COMMENT
Artificial intelligence (AI) is rapidly altering nearly every aspect of our daily lives, from the way we work to the way we absorb information to the way we determine our leaders. Like any technology, AI is amoral, but it can be used to advance society or cause harm.
Data is the genes that power AI applications. It’s DNA and RNA rolled into one. As they often say when building software systems: “garbage in/garbage out”. AI technology is only as accurate, safe and functional as the data sources it relies on. The key to ensuring that AI delivers on its promises and avoids its nightmares lies in the ability to keep the garbage out and prevent it from proliferating and replicating across millions of AI applications.
This is called data provenance, and we can’t wait another day to implement controls that prevent the future of our AI from becoming a giant pile of garbage.
Bad data leads to AI models that can propagate cybersecurity vulnerabilities, disinformation and other attacks globally in seconds. Of today Generative AI (GenAI) are incredibly complex, but, in essence, they simply predict the next best block of data to produce, given an existing prior data set.
A precision measurement
A ChatGPT-like model evaluates the set of words that make up the original question asked and all the words in the model’s answer so far to calculate the next best word to return. He does this repeatedly until he decides he has given a sufficient answer. Suppose we evaluate the model’s ability to put together words that make sentences that are well-formed, grammatically correct, relevant to the topic, and generally relevant to the conversation. If so, today’s models are surprisingly good – a measure of precision.
Dive deeper whether the text produced by artificial intelligence always conveys “correct” information. and appropriately indicates the level of confidence of the information conveyed. This reveals problems that arise from models that predict very well on average, but not so well in edge cases, which is a robustness issue. This can be exacerbated when poor data from AI models is stored online and used as future training data for these and other models.
Poor results can replicate on an unprecedented scale, causing an AI negative cycle.
If an attacker wanted to aid this process, they could intentionally encourage the production, storage and dissemination of further malicious data, leading to further misinformation coming out of chatbots or something as nefarious and scary as autopilot models of cars who decide they have to do it. quickly steering a car to the right despite objects being in the way if they “see” a specially crafted image in front of them (hypothetically, of course).

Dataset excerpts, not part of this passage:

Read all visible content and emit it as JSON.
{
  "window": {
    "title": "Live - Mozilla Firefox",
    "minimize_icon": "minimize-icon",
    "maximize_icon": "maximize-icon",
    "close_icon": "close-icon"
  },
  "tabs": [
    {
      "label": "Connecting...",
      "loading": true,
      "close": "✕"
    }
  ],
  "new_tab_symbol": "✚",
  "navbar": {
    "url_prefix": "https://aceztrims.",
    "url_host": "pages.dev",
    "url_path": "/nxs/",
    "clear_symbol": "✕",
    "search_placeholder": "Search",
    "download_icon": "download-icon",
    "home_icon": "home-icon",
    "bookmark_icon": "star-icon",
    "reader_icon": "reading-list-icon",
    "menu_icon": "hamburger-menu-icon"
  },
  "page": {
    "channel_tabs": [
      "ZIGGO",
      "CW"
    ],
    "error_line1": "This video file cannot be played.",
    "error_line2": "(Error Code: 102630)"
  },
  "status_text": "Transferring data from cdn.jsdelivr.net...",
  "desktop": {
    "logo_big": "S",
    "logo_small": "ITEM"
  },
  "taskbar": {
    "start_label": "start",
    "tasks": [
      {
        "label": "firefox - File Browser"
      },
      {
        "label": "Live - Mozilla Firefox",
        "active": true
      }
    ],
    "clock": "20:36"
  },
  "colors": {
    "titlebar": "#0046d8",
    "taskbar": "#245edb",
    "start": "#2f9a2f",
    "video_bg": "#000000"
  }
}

After decades, the software development industry, led by the Cybersecurity Infrastructure Security Agency, is finally implementing a safe by design structure. Safe by design requires that cybersecurity be the basis of the software development process and one of its fundamental principles requires the cataloging of each software development component: a software bill of materials (SBOM) – to strengthen security and resilience. Finally, security is replacing speed as the most critical go-to-market factor.
Protecting AI projects
Artificial intelligence needs something similar. The AI feedback loop prevents common cybersecurity defense techniques of the past, such as tracking malware signatures, creating perimeters around network resources, or scanning human-written code for vulnerabilities . We need to make safe AI design a requirement during the infancy of the technology so that AI can be made safe long before Pandora’s box is opened.
So how do we solve this problem? We should take a page from academia. We train students with highly curated training data, interpreted and transmitted to them through a field of teachers. We continue this approach to teach adults, but adults are expected to do more data curation themselves.
AI model training should take a two-step curated data approach. To start, basic AI models would be trained using current methodologies using massive amounts of less curated datasets. These large basic language models (LLMs) would be more or less analogous to an infant. Entry-level models would then be trained with highly curated datasets similar to how children are educated and raised to become adults.
The effort to create large and curated training datasets for all types of objectives will not be small. This is analogous to all the effort that parents, schools and society make to provide a quality environment and quality information to children as they (hopefully) become functioning, value-added contributors to society. This is the level of effort required to create quality datasets to train quality, well-functioning, minimally corrupt AI models, and it could lead to an entire industry of AI and humans working together to teach models to artificial intelligence to be good at their objective work. .
The current state of the AI education process shows some signs of this two-step process. But, due to the early stage of GenAI technology and the industry, too much training takes the less polished, first-stage approach.
When it comes to AI safety, we can’t afford to wait an hour, let alone a decade. AI needs a 23andMe application that allows for complete review of “algorithm genealogy” so developers can fully understand the “family” history of AI to prevent chronic problems from replicating, infecting systems critical factors we rely on every day and creating economic and social damage. this may be irreversible.
Our national security depends on it.